The heirs of composer George Gershwin have filed a $15 million lawsuit in a New York State Court against Warner Music. The heirs sued the music giant for the underpayment of royalties and other related discrepancies it has committed against the composer best known for his orchestral works "Rhapsody in Blue", "An American in Paris" and "Porgy and Bess".
The Gershwin heirs claim that Warner Music failed "to protect and preserve Gershwin's copyright interests both domestically and abroad" after they conducted their own audit back in 2007. They also discovered that since Gershwin's death in 1937, Warner Music subsidiaries had been exploiting his work.

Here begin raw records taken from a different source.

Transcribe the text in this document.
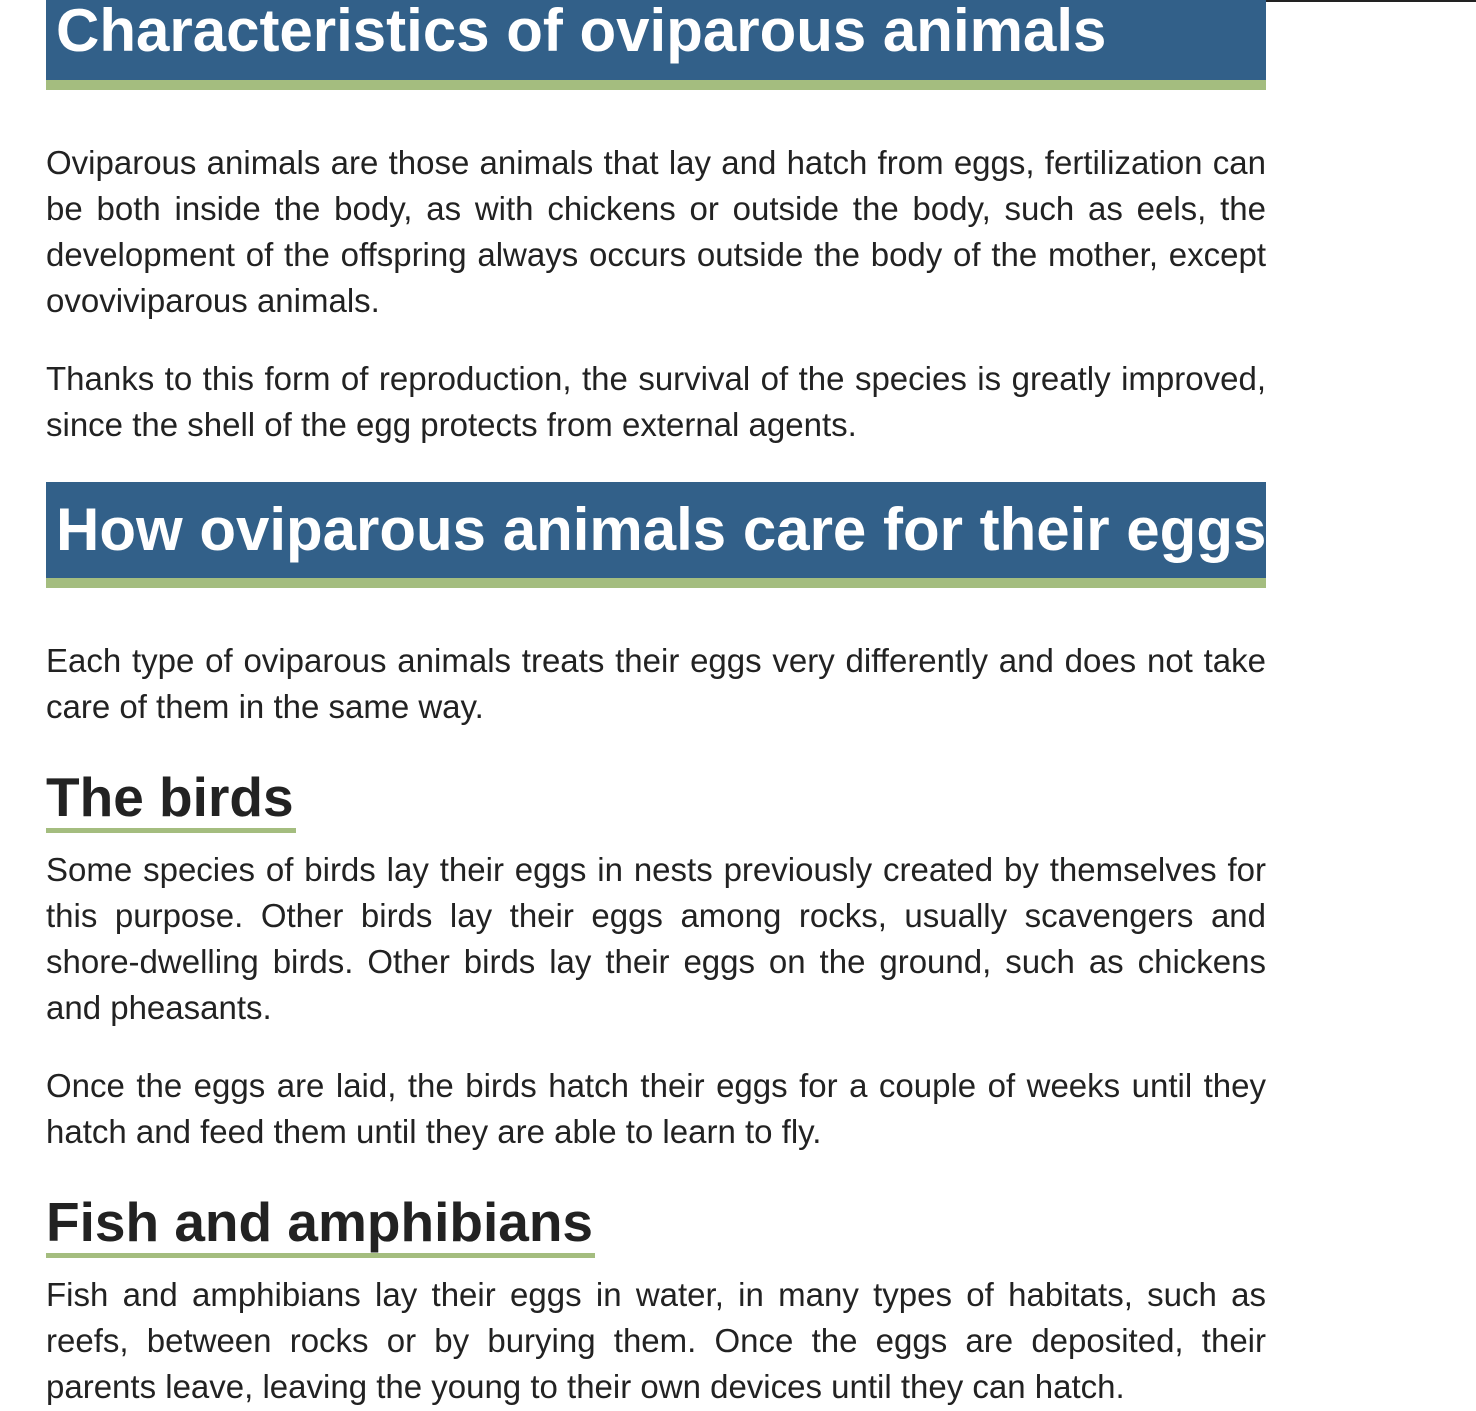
Characteristics of oviparous animals

Oviparous animals are those animals that lay and hatch from eggs, fertilization can be both inside the body, as with chickens or outside the body, such as eels, the development of the offspring always occurs outside the body of the mother, except ovoviviparous animals.

Thanks to this form of reproduction, the survival of the species is greatly improved, since the shell of the egg protects from external agents.

How oviparous animals care for their eggs

Each type of oviparous animals treats their eggs very differently and does not take care of them in the same way.

The birds

Some species of birds lay their eggs in nests previously created by themselves for this purpose. Other birds lay their eggs among rocks, usually scavengers and shore-dwelling birds. Other birds lay their eggs on the ground, such as chickens and pheasants.

Once the eggs are laid, the birds hatch their eggs for a couple of weeks until they hatch and feed them until they are able to learn to fly.

Fish and amphibians

Fish and amphibians lay their eggs in water, in many types of habitats, such as reefs, between rocks or by burying them. Once the eggs are deposited, their parents leave, leaving the young to their own devices until they can hatch.
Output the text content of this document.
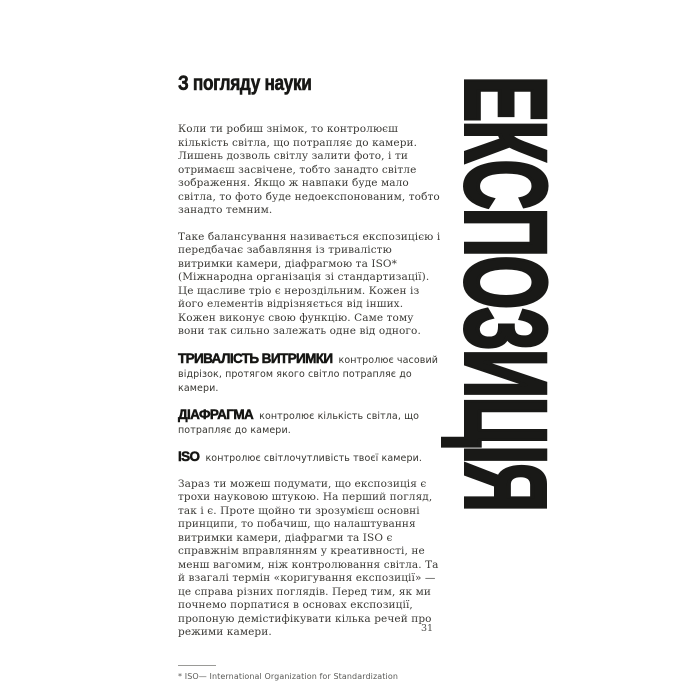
З погляду науки

Коли ти робиш знімок, то контролюєш кількість світла, що потрапляє до камери. Лишень дозволь світлу залити фото, і ти отримаєш засвічене, тобто занадто світле зображення. Якщо ж навпаки буде мало світла, то фото буде недоекспонованим, тобто занадто темним.

Таке балансування називається експозицією і передбачає забавляння із тривалістю витримки камери, діафрагмою та ISO* (Міжнародна організація зі стандартизації). Це щасливе тріо є нероздільним. Кожен із його елементів відрізняється від інших. Кожен виконує свою функцію. Саме тому вони так сильно залежать одне від одного.

ТРИВАЛІСТЬ ВИТРИМКИ контролює часовий відрізок, протягом якого світло потрапляє до камери.
ДІАФРАГМА контролює кількість світла, що потрапляє до камери.
ISO контролює світлочутливість твоєї камери.

Зараз ти можеш подумати, що експозиція є трохи науковою штукою. На перший погляд, так і є. Проте щойно ти зрозумієш основні принципи, то побачиш, що налаштування витримки камери, діафрагми та ISO є справжнім вправлянням у креативності, не менш вагомим, ніж контролювання світла. Та й взагалі термін «коригування експозиції» — це справа різних поглядів. Перед тим, як ми почнемо порпатися в основах експозиції, пропоную демістифікувати кілька речей про режими камери.

* ISO— International Organization for Standardization
ЕКСПОЗИЦІЯ
31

Among the issues raised against Warner were an alleged failure to register copyrights in arrangements of his compositions with performance rights organizations in a timely manner, the way Gershwin's music and orchestrations have been rented outside the U.S. and Canada, the licensing of his ballets, as well as that of concert grand rights.

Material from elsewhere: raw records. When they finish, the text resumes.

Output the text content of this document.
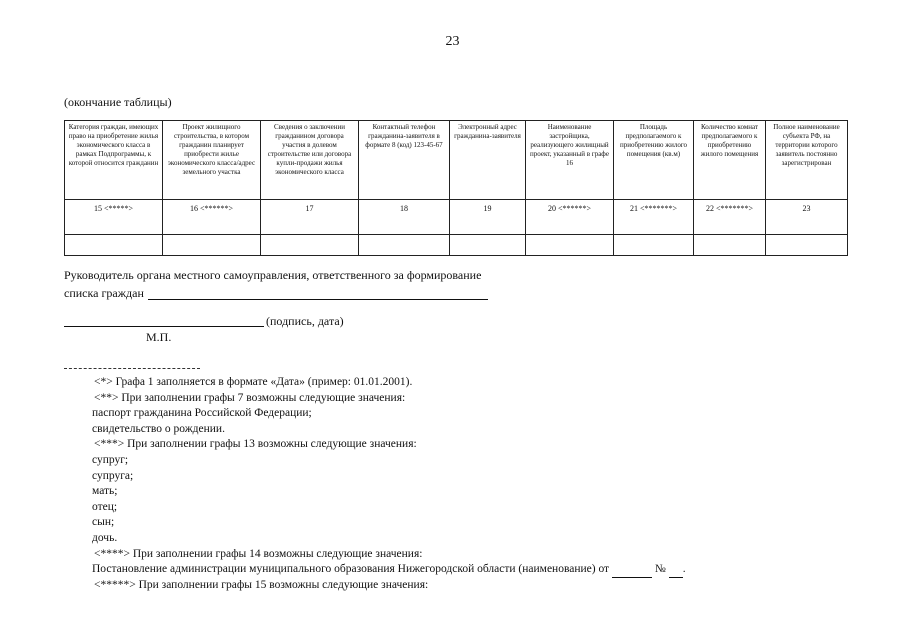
23
(окончание таблицы)
Категория граждан, имеющих право на приобретение жилья экономического класса в рамках Подпрограммы, к которой относится гражданин	Проект жилищного строительства, в котором гражданин планирует приобрести жилье экономического класса/адрес земельного участка	Сведения о заключении гражданином договора участия в долевом строительстве или договора купли-продажи жилья экономического класса	Контактный телефон гражданина-заявителя в формате 8 (код) 123-45-67	Электронный адрес гражданина-заявителя	Наименование застройщика, реализующего жилищный проект, указанный в графе 16	Площадь предполагаемого к приобретению жилого помещения (кв.м)	Количество комнат предполагаемого к приобретению жилого помещения	Полное наименование субъекта РФ, на территории которого заявитель постоянно зарегистрирован
15 <*****>	16 <******>	17	18	19	20 <******>	21 <*******>	22 <*******>	23

Руководитель органа местного самоуправления, ответственного за формирование
списка граждан
(подпись, дата)
М.П.
<*> Графа 1 заполняется в формате «Дата» (пример: 01.01.2001).
<**> При заполнении графы 7 возможны следующие значения:
паспорт гражданина Российской Федерации;
свидетельство о рождении.
<***> При заполнении графы 13 возможны следующие значения:
супруг;
супруга;
мать;
отец;
сын;
дочь.
<****> При заполнении графы 14 возможны следующие значения:
Постановление администрации муниципального образования Нижегородской области (наименование) от	№ .
<*****> При заполнении графы 15 возможны следующие значения:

A latest audit report accounted for at least $4.4 million in underpaid royalties net of interest, yet more is owed following misleading royalty statements, a failure to monitor the activities of affiliates and abandoning territories including Asia and Australia.
The plaintiffs in the case alleged further that Warner took too much in deductions and allowed too many commissions from the net income they were contractually required to hand over to the Gershwins. They are seeking, through their lawyers Robert Caplan and Jonathan Ross, at least $5 million for breach of contract, $5 million for compensatory damages and another $5 million in punitive damages for breach of fiduciary duty.